Things Are Looking Up (Editorial)
Staring at those kinds of numbers long enough can get depressing, so it's a good time, as the old hymn says, to "count your many blessings, name them one by one."
With the exception of that wild plunge on May 6, which has yet to be convincingly explained, the stock market is looking and feeling healthy. Encouraging quarterly earnings reports have become almost routine. Investors who took a chance on Dillard's Inc. stock in early 2009 have seen it rebound tenfold from its nadir. First Federal Bancshares of Arkansas is back in the black. Acxiom Corp.'s annual profit was up 18 percent.
Housing sales were 21 percent higher statewide in March 2010 than they had been in 2009. That figure is no doubt artificially inflated by the limited-time-only offer of $6,500 to $8,000 in federal tax breaks for buyers, and we remain unconvinced of the long-term stimulus value of such gimmicks. But for the parties involved - real estate agents, mortgage lenders, moving companies, sellers who need to get out and buyers who need to get in - every one of those sales is a positive sign.
The job market is improving; in a perverse way, even the uptick in the national unemployment rate for April was good news, as it signaled that formerly discouraged job-seekers were back in the hunt.

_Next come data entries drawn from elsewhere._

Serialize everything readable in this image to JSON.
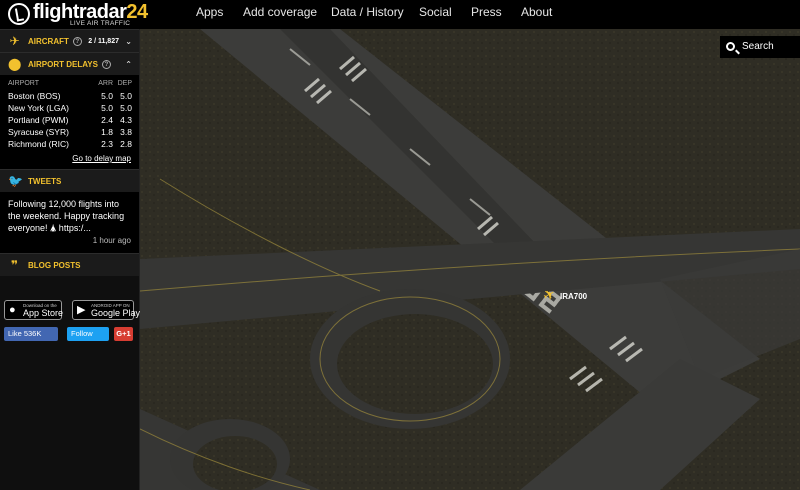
{
  "brand": {
    "name_main": "flightradar",
    "name_num": "24",
    "tagline": "LIVE AIR TRAFFIC"
  },
  "nav": [
    "Apps",
    "Add coverage",
    "Data / History",
    "Social",
    "Press",
    "About"
  ],
  "search": {
    "label": "Search"
  },
  "aircraft": {
    "title": "AIRCRAFT",
    "count": "2 / 11,827"
  },
  "delays": {
    "title": "AIRPORT DELAYS",
    "columns": [
      "AIRPORT",
      "ARR",
      "DEP"
    ],
    "rows": [
      [
        "Boston (BOS)",
        "5.0",
        "5.0"
      ],
      [
        "New York (LGA)",
        "5.0",
        "5.0"
      ],
      [
        "Portland (PWM)",
        "2.4",
        "4.3"
      ],
      [
        "Syracuse (SYR)",
        "1.8",
        "3.8"
      ],
      [
        "Richmond (RIC)",
        "2.3",
        "2.8"
      ]
    ],
    "link": "Go to delay map"
  },
  "tweets": {
    "title": "TWEETS",
    "text": "Following 12,000 flights into the weekend. Happy tracking everyone! 🛦 https:/...",
    "time": "1 hour ago"
  },
  "blog": {
    "title": "BLOG POSTS"
  },
  "stores": {
    "apple_small": "Download on the",
    "apple_big": "App Store",
    "google_small": "ANDROID APP ON",
    "google_big": "Google Play"
  },
  "social": {
    "fb": "Like 536K",
    "tw": "Follow",
    "gp": "G+1"
  },
  "map": {
    "callsign": "IRA700",
    "runway_number": "32"
  },
  "colors": {
    "accent": "#f2c12e",
    "facebook": "#4267b2",
    "twitter": "#1da1f2",
    "gplus": "#d73d32"
  }
}
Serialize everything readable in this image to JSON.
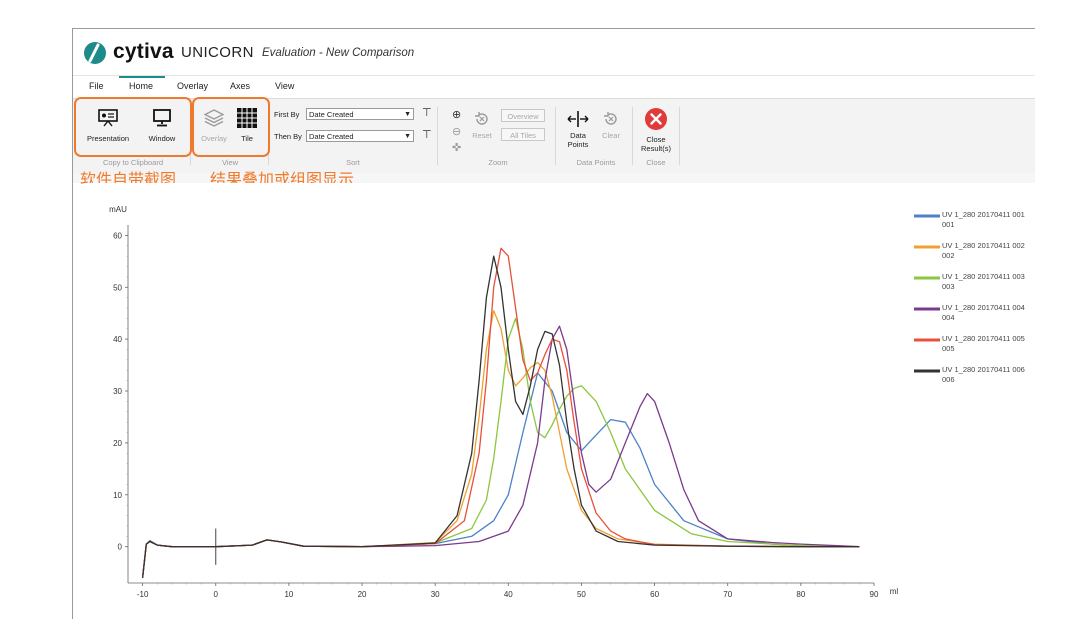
{
  "app": {
    "brand": "cytiva",
    "product": "UNICORN",
    "window_title": "Evaluation - New Comparison"
  },
  "menu": {
    "items": [
      "File",
      "Home",
      "Overlay",
      "Axes",
      "View"
    ],
    "active": "Home"
  },
  "ribbon": {
    "copy_group": {
      "label": "Copy to Clipboard",
      "presentation": "Presentation",
      "window": "Window"
    },
    "view_group": {
      "label": "View",
      "overlay": "Overlay",
      "tile": "Tile"
    },
    "sort_group": {
      "label": "Sort",
      "first_by_label": "First By",
      "first_by_value": "Date Created",
      "then_by_label": "Then By",
      "then_by_value": "Date Created"
    },
    "zoom_group": {
      "label": "Zoom",
      "reset": "Reset",
      "overview": "Overview",
      "all_tiles": "All Tiles"
    },
    "datapoints_group": {
      "label": "Data Points",
      "data_points_line1": "Data",
      "data_points_line2": "Points",
      "clear": "Clear"
    },
    "close_group": {
      "label": "Close",
      "close_line1": "Close",
      "close_line2": "Result(s)"
    }
  },
  "annotations": {
    "left": "软件自带截图",
    "right": "结果叠加或组图显示",
    "color": "#f07a2b"
  },
  "chart_data": {
    "type": "line",
    "xlabel": "ml",
    "ylabel": "mAU",
    "xlim": [
      -12,
      90
    ],
    "ylim": [
      -7,
      62
    ],
    "xticks": [
      "-10",
      "0",
      "10",
      "20",
      "30",
      "40",
      "50",
      "60",
      "70",
      "80",
      "90"
    ],
    "yticks": [
      "0",
      "10",
      "20",
      "30",
      "40",
      "50",
      "60"
    ],
    "legend_position": "right",
    "series": [
      {
        "name": "UV 1_280 20170411 001",
        "color": "#4f81c7",
        "x": [
          -10,
          -9.5,
          -9,
          -8,
          -6,
          0,
          5,
          7,
          9,
          12,
          20,
          30,
          35,
          38,
          40,
          42,
          44,
          46,
          48,
          50,
          52,
          54,
          56,
          58,
          60,
          64,
          70,
          76,
          80,
          85,
          88
        ],
        "y": [
          -6,
          0.5,
          1.2,
          0.3,
          0,
          0,
          0.3,
          1.3,
          0.9,
          0.1,
          0,
          0.6,
          2,
          5,
          10,
          22,
          33.5,
          30,
          22,
          18.5,
          21.5,
          24.5,
          24,
          19,
          12,
          5,
          1.5,
          0.5,
          0.2,
          0,
          0
        ]
      },
      {
        "name": "UV 1_280 20170411 002",
        "color": "#f0a030",
        "x": [
          -10,
          -9.5,
          -9,
          -8,
          -6,
          0,
          5,
          7,
          9,
          12,
          20,
          30,
          33,
          35,
          36,
          37,
          38,
          39,
          40,
          41,
          42,
          43,
          44,
          45,
          46,
          47,
          48,
          50,
          52,
          55,
          60,
          70,
          80,
          88
        ],
        "y": [
          -6,
          0.5,
          1,
          0.3,
          0,
          0,
          0.3,
          1.3,
          0.9,
          0.1,
          0,
          0.8,
          5,
          14,
          25,
          38,
          45.5,
          42,
          34,
          31,
          32.5,
          34.5,
          35.5,
          34,
          29,
          22,
          15,
          7,
          3.5,
          1.5,
          0.5,
          0.1,
          0,
          0
        ]
      },
      {
        "name": "UV 1_280 20170411 003",
        "color": "#8dc63f",
        "x": [
          -10,
          -9.5,
          -9,
          -8,
          -6,
          0,
          5,
          7,
          9,
          12,
          20,
          30,
          35,
          37,
          38,
          39,
          40,
          41,
          42,
          43,
          44,
          45,
          46,
          47,
          48,
          49,
          50,
          52,
          54,
          56,
          60,
          65,
          70,
          80,
          88
        ],
        "y": [
          -6,
          0.5,
          1,
          0.3,
          0,
          0,
          0.3,
          1.3,
          0.9,
          0.1,
          0,
          0.7,
          3.5,
          9,
          17,
          28,
          40,
          44,
          38,
          28,
          22,
          21,
          23.5,
          26.5,
          29,
          30.5,
          31,
          28,
          22,
          15,
          7,
          2.5,
          1,
          0.2,
          0
        ]
      },
      {
        "name": "UV 1_280 20170411 004",
        "color": "#7b3a8c",
        "x": [
          -10,
          -9.5,
          -9,
          -8,
          -6,
          0,
          5,
          7,
          9,
          12,
          20,
          30,
          36,
          40,
          42,
          44,
          45,
          46,
          47,
          48,
          49,
          50,
          51,
          52,
          54,
          56,
          58,
          59,
          60,
          62,
          64,
          66,
          70,
          76,
          80,
          85,
          88
        ],
        "y": [
          -6,
          0.5,
          1,
          0.3,
          0,
          0,
          0.3,
          1.3,
          0.9,
          0.1,
          0,
          0.2,
          1,
          3,
          8,
          20,
          32,
          40,
          42.5,
          38,
          28,
          18,
          12,
          10.5,
          13,
          20,
          27,
          29.5,
          28,
          20,
          11,
          5,
          1.5,
          0.8,
          0.5,
          0.2,
          0
        ]
      },
      {
        "name": "UV 1_280 20170411 005",
        "color": "#e8503a",
        "x": [
          -10,
          -9.5,
          -9,
          -8,
          -6,
          0,
          5,
          7,
          9,
          12,
          20,
          30,
          34,
          36,
          37,
          38,
          39,
          40,
          41,
          42,
          43,
          44,
          45,
          46,
          47,
          48,
          49,
          50,
          52,
          54,
          56,
          60,
          70,
          80,
          88
        ],
        "y": [
          -6,
          0.5,
          1,
          0.3,
          0,
          0,
          0.3,
          1.3,
          0.9,
          0.1,
          0,
          0.6,
          5,
          18,
          32,
          50,
          57.5,
          56,
          46,
          36,
          32,
          33.5,
          37,
          40,
          39.5,
          34,
          24,
          15,
          6.5,
          3,
          1.5,
          0.4,
          0.1,
          0,
          0
        ]
      },
      {
        "name": "UV 1_280 20170411 006",
        "color": "#333333",
        "x": [
          -10,
          -9.5,
          -9,
          -8,
          -6,
          0,
          5,
          7,
          9,
          12,
          20,
          30,
          33,
          35,
          36,
          37,
          38,
          39,
          40,
          41,
          42,
          43,
          44,
          45,
          46,
          47,
          48,
          49,
          50,
          52,
          55,
          60,
          70,
          80,
          88
        ],
        "y": [
          -6,
          0.5,
          1,
          0.3,
          0,
          0,
          0.3,
          1.3,
          0.9,
          0.1,
          0,
          0.7,
          6,
          18,
          32,
          48,
          56,
          50,
          38,
          28,
          25.5,
          31,
          38,
          41.5,
          41,
          35,
          24,
          15,
          8,
          3,
          1,
          0.3,
          0.1,
          0,
          0
        ]
      }
    ]
  }
}
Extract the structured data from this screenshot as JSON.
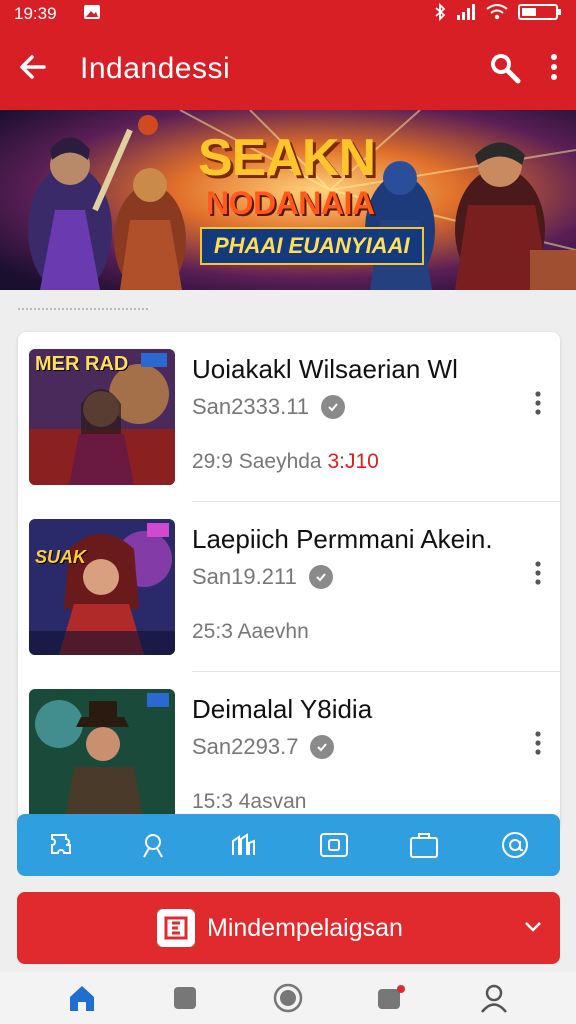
{
  "status": {
    "time": "19:39"
  },
  "appbar": {
    "title": "Indandessi"
  },
  "banner": {
    "title1": "SEAKN",
    "title2": "NODANAIA",
    "title3": "PHAAI EUANYIAAI"
  },
  "list": [
    {
      "title": "Uoiakakl Wilsaerian Wl",
      "meta": "San2333.11",
      "sub": "29:9 Saeyhda",
      "sub_highlight": "3:J10",
      "thumb_label": "MER RAD"
    },
    {
      "title": "Laepiich Permmani Akein.",
      "meta": "San19.211",
      "sub": "25:3 Aaevhn",
      "sub_highlight": "",
      "thumb_label": "SUAK"
    },
    {
      "title": "Deimalal Y8idia",
      "meta": "San2293.7",
      "sub": "15:3 4asvan",
      "sub_highlight": "",
      "thumb_label": ""
    }
  ],
  "action_button": {
    "label": "Mindempelaigsan"
  },
  "colors": {
    "primary": "#d81f26",
    "tabbar": "#2f9fe0"
  },
  "icons": {
    "tabbar": [
      "puzzle-icon",
      "search-icon",
      "trophy-icon",
      "camera-icon",
      "bag-icon",
      "at-icon"
    ],
    "bottomnav": [
      "home-icon",
      "library-icon",
      "record-icon",
      "notifications-icon",
      "profile-icon"
    ]
  }
}
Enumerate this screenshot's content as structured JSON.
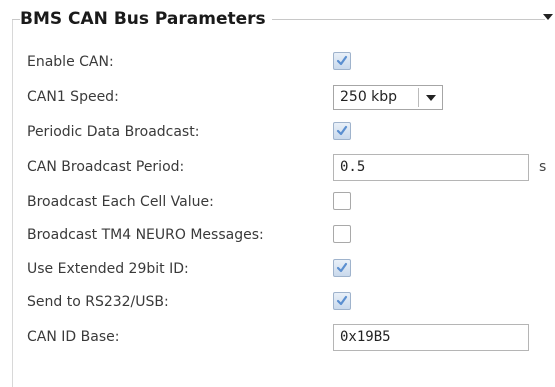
{
  "group": {
    "title": "BMS CAN Bus Parameters"
  },
  "colors": {
    "checkbox_checked": "#5b8fd0",
    "border": "#c8c8c8"
  },
  "fields": {
    "enable_can": {
      "label": "Enable CAN:",
      "checked": true
    },
    "can1_speed": {
      "label": "CAN1 Speed:",
      "value": "250 kbp",
      "icon": "chevron-down-icon"
    },
    "periodic_broadcast": {
      "label": "Periodic Data Broadcast:",
      "checked": true
    },
    "broadcast_period": {
      "label": "CAN Broadcast Period:",
      "value": "0.5",
      "unit": "s"
    },
    "broadcast_each_cell": {
      "label": "Broadcast Each Cell Value:",
      "checked": false
    },
    "broadcast_tm4": {
      "label": "Broadcast TM4 NEURO Messages:",
      "checked": false
    },
    "extended_id": {
      "label": "Use Extended 29bit ID:",
      "checked": true
    },
    "send_rs232": {
      "label": "Send to RS232/USB:",
      "checked": true
    },
    "can_id_base": {
      "label": "CAN ID Base:",
      "value": "0x19B5"
    }
  }
}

Nearly 300,000 U.S. jobs were created in April, a positive sign that jibes with an in-house economic indicator: a sudden increase in the number of announcements received for our "Movers & Shakers" column.
Another encouraging sign: A return this week to a full page of "Real Deals" real estate transactions. No, we haven't returned to the days when we had a two- or three-month backlog of deals waiting in the queue, but neither can we make them fit on a half-page, which had become all too common.